Eglises d'Asie

LETTRE OUVERTE AU RAPPORTEUR SPECIAL DES NATIONS UNIES SUR L’INTOLERANCE RELIGIEUSE

Publié le 18/03/2010




A monsieur le représentant des Nations Unies,

chargé des questions religieuses

Je soussigné, Trân Sy Tin, prêtre catholique de la région de Pleikly (Pleiku), Chu Sê, Gia Lai, me permets de vous exposer un certain nombre de problèmes relatifs à la liberté religieuse.

Les radios BBC et VOA m’ont appris que vous alliez venir officiellement au Vietnam après avoir attendu trois ans. Vous savez très certainement que l’objectif de votre voyage au Vietnam n’a pas été diffusé largement par les médias vietnamiens et que, pour une large part, vous ne rencontrerez que les personnes que l’on vous fera rencontrer. Heureux serez-vous si l’on vous laisse vous entretenir avec quelques personnes ayant des opinions différentes des idées officielles. De telle sorte que lorsque vous partirez du Vietnam, vos opinions ressemblent à celles d’autres visiteurs du Vietnam qui ont dit : “Au Vietnam, la question religieuse n’est pas si grave que cela

Excusez-moi d’être obligé de vous parler ainsi! Je le fais en tant que représentant d’un élément de la population qui ne jouit pas encore de la liberté religieuse.

Si je m’en tenais aux principes, moi-même, je n’aurais pas le droit de célébrer la messe, d’enseigner le catéchisme, de rassembler les fidèles dans les églises dont je m’occupe. Je n’ai, en effet, pas le droit d’aller dire la messe dans des communes différentes de celle où je réside habituellement. Si j’exerce mon ministère en dehors des églises dont je suis chargé, je suis considéré comme ayant violé la loi de l’Etat et passible de sanction. De nombreuses fois, j’ai été considéré comme étant en infraction avec la loi de l’Etat et sanctionné par l’établissement d’un procès-verbal, la dispersion de l’assemblée, des menaces et des expulsions. Tous les autres prêtres sont sous contrôle comme moi.

Nos fidèles qui appartiennent à la minorité ethnique Joraï ont souvent été menacés, arrêtés, punis d’amendes. On leur a confisqué leurs livres de prières. Si vous les voyez si nombreux à pratiquer la religion, c’est parce que leur foi surmonte épreuves et difficultés. Ils n’ont pas le droit de se rassembler dans des maisons privées pour prier et s’instruire mutuellement.

Dans notre diocèse, beaucoup d’églises ont été confisquées ou réquisitionnées (exemple: l’Eglise Hiêu Dao de Pleiku, l’Eglise Ninh Duc dans le district de Chu Pah).
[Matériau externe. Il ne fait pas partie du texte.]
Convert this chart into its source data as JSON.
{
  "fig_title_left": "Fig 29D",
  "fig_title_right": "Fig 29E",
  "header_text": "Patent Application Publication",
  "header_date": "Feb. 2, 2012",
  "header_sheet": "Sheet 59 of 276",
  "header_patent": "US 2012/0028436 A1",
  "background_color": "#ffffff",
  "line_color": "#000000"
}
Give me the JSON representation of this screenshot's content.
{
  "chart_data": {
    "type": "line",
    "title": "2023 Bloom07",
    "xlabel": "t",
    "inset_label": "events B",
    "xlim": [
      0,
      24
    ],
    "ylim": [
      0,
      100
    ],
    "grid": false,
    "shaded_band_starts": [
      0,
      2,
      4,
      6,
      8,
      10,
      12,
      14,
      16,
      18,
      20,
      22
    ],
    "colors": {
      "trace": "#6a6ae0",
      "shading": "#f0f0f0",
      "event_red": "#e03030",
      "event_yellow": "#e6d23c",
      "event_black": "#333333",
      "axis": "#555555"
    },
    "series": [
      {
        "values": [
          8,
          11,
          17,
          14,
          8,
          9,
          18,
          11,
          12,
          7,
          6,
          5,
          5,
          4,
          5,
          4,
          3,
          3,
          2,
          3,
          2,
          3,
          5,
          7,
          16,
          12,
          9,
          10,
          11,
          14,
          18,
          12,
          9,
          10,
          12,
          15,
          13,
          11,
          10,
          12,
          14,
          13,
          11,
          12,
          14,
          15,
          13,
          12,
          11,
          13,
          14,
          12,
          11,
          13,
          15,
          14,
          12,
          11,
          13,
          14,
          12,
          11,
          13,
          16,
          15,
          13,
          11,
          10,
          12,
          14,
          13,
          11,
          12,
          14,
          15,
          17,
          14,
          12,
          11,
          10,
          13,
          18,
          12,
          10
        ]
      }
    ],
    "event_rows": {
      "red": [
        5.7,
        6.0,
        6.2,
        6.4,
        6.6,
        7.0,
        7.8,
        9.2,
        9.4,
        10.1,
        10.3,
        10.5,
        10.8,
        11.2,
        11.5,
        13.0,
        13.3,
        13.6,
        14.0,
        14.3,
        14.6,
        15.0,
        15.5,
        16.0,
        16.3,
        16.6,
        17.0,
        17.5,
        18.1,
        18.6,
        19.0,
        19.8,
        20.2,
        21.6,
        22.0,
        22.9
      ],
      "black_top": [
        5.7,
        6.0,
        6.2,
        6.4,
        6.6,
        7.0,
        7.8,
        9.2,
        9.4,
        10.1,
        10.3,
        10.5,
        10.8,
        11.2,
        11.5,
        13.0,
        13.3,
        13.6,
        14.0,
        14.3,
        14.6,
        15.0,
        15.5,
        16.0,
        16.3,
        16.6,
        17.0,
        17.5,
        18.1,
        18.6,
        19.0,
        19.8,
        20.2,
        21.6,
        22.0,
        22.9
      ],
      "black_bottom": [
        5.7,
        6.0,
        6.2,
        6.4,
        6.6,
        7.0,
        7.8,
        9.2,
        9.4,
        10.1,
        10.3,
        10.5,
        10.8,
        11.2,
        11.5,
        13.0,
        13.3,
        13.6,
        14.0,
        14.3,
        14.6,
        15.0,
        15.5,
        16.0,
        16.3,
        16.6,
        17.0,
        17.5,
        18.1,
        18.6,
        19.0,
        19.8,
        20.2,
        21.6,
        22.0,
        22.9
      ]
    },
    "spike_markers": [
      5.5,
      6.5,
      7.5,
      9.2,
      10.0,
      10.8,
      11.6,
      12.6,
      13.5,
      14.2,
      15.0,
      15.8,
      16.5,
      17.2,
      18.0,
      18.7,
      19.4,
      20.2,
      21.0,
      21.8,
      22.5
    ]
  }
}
De nombreuses chapelles ont été détruites dans les villages des minorités ethniques (dans le district de Nang Yang de la province de Gia Lai et dans un certain nombre d’endroits de la province de Kontum).

Les candidats voulant rentrer au grand séminaire doivent se soumettre à de nombreux examens de contrôle compliqués et ennuyeux. Leur nombre est limité et leur recrutement n’a lieu que tous les deux ans. Beaucoup de séminaristes doivent attendre de nombreuses années, ce qui les plonge parfois dans le découragement, avant que les autorités d’Etat ne donnent leur approbation à l’ordination, alors que, depuis longtemps, ils ont été choisis par l’Eglise.

L’Eglise catholique du Vietnam n’a pas le droit de posséder des moyens de communication spécifiques. Les deux journaux paraissant actuellement (“Le catholique vietnamien“, à Hanoi, et “Catholicisme et nation“, à Hô Chi Minh-Ville), ne sont que des journaux d’apparence catholique, d’opinion unilatérale.

Monsieur, je ne fais, ici, qu’exposer sommairement quelques questions pour servir de fondements à l’affirmation : il n’y a pas encore de liberté religieuse au Vietnam

Si vous voulez approfondir cette question, vous devriez faire en sorte de ne pas venir en qualité de personnage officiel. Vous devriez venir chercher la vérité comme une personne du peuple, mêlée aux personnes du peuple. Avec votre qualité de personnage officiel, beaucoup de personnes, et en particulier les dirigeants religieux, n’oseront pas vous dire toute la vérité, car ils redoutent des conséquences nuisibles pour eux. Tout ce que je vous ai dit plus haut, vous pourriez le constater dans les districts de EhHleo, de EaSôp dans la province de Darlak, dans les communes de IaLe, de IaHlôp, de BoNgong… dans le district de Chu Sê et d’autres comme celui de Nang Yang… de ChuProng, ChuPah, de Duc Co dans la province de Gia Lai…

Je vous adresse, monsieur, mes salutations respectueuses et vous souhaite de réussir dans votre actuelle mission.